Bernard A. Drew: Connections of family and place
GREAT BARRINGTON—Later this month, Arthur McFarlane II will make his first visit to Great Barrington, ancestral home of the Burghardt side of his family. His greatgrandfather W.E.B. Du Bois (1868-1963) was a Burghardt on his motherʼs side and in early childhood lived with her, a half brother Idelbert and her parents Othello (1789-1872) and Sally Lampman Burghardt (1793-1879) on the latterʼs small homestead on Route 23 west of town. Today it is a small park maintained by UMass-Amherst.
Burghardts buried in Great Barringtonʼs Mahaiwe Cemetery include McFarlaneʼs great-grandmother, Nina Gomer Du Bois (1871-1950), his great-uncle, Burghardt Du Bois, and his grandmother, Yolande Du Bois Williams (1900-1961). The graves of all but the last are marked.
Du Boisʼs second wife, Shirley Graham, wrote about attending Yolandeʼs funeral in Great Barrington. The Springfield Republican for March 22, 1961, confirms the Rev. Frank Crook of First Congregational Church presided at the funeral, “burial was in the family plot in Mahaiwe Cemetery, and Stevens Funeral Home was in charge.”
Du Boisʼs mother, Mary Silvina Burghardt Du Bois (1831-1885), is buried in Mahaiwe Cemetery, her grave unmarked as well. The family of W.E.B.ʼs generation are in a plot on the north side of the cemetery; his grandparents and others are on the south side, where itʼs likely Mary was interred.
Family, and Great Barrington, were important to W.E.B. Du Bois, the internationally known educator, writer, sociologist and agitator for equal rights. He returned to Great Barrington off and on all through his life, including a troubling visit in the early 1950s when he had to sell his grandfatherʼs homestead — the place he had hoped to make into a summer retreat. Friends at the NAACP had given it to him as a gift on his 60th birthday in 1928.
The Du Bois children were both born in Great Barrington. Father Du Bois, teaching at Atlanta University in 1897, was fearful of the violent racial climate there so sent his pregnant wife to Great Barrington to stay with his Uncle Jim. Burghardt was born Oct. 2. He died May 24, 1899, of diphtheria.
Nina came to Great Barrington again for the birth of daughter Yolande Oct. 21, 1900. Mother and daughter returned in 1906, during the Atlanta race riots, when Yolande may have attended Bryant School. W.E.B. visited mother and daughter here.
Du Bois, a formal, at times prickly man, seems to have communicated best by letter. There are dozens of letters to Yolande in the Credo online archive at UMass. In one, sent in 1907 when Yolande was in Great Barrington, he inquired of his daughter, “How do you like sliding downhill. Pap used to slide down hills when he was a little boy and used to think that it was great fun.”

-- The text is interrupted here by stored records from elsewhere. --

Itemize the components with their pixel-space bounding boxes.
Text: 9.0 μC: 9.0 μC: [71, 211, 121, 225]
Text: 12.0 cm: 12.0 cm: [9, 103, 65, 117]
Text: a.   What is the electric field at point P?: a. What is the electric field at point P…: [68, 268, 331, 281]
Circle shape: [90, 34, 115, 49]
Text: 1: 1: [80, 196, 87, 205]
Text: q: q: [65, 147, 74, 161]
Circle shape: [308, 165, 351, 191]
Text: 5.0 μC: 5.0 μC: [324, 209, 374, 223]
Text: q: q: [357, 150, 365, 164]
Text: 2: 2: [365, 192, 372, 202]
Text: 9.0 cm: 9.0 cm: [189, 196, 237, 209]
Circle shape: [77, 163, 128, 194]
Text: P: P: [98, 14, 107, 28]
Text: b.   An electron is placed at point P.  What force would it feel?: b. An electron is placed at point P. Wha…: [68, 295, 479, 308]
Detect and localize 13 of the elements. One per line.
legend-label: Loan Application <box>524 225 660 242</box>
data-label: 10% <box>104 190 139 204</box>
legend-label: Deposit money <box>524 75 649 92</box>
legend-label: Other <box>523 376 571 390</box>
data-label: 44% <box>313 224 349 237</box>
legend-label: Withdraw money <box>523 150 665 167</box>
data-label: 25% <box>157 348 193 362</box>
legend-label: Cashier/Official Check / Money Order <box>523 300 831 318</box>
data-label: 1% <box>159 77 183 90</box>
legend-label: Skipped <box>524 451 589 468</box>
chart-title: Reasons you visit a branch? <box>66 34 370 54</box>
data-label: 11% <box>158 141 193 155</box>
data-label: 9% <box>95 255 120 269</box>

In 1921, Yolande as a student at Fisk University wrote an oh-so-typical plea to her parents: “I received your letter on Friday, but waited til today to answer as I wished to enclose my bill. I just got it today and remember that this is the end of a quarter, and if it isnʼt paid by March 11th Iʼll be out of school…”
As years went on, Yolande went through a failed marriage, started her own family, became a school teacher, even hosted her parents in her Baltimore home for an extended time. Du Bois had a hard time expressing a compliment to her in a 1926 letter: “I was having tea with Mr. [Joel] Spingarn the other day. He said he had heard that you were ʻjust the daughter that Dr. Du Bois ought to have.ʼ I told him he was pretty nearly right.”
In a letter in 1958, aged father told daughter: “Well, I have been busy, sick, well, and moving over half the earth. I knew of course that a journey like this was a risk at my age, but after all at 90 anything is a risk and I decided that just to sit home and wait for death was no greater risk than traveling among friends and well-wishers.” He admitted his activities had come to dominate his life, even as he was 90 years old. He ended, “Greet Arthur the husband and to you all my love!”
Arthur McFarlane will deliver the 19th annual Du Bois Lecture at UMass on Feb. 26 then the next day he will come to Great Barrington where Randy F. Weinstein of the Du Bois Center, Professor Frances Jones-Sneed of Mass College of Liberal Arts, author Scott Christianson and others will show him highlights of the town. From 6 to 7:45 p. m. the evening of Feb. 27, he will speak at First Congregational Church (very appropriate, as his great-great-grandmother was a member). The public is invited.
McFarlane was born in Harlem, the son of Du Bois Williams and Arthur E. McFarlane. He was educated at the State University of New York at Brockport and the University of Colorado at Boulder and for the last quarter century has been a statistical analyst and manager with the Colorado Department of Public Health and environment. This, as I understand, is his first venture to New England. Come say hello.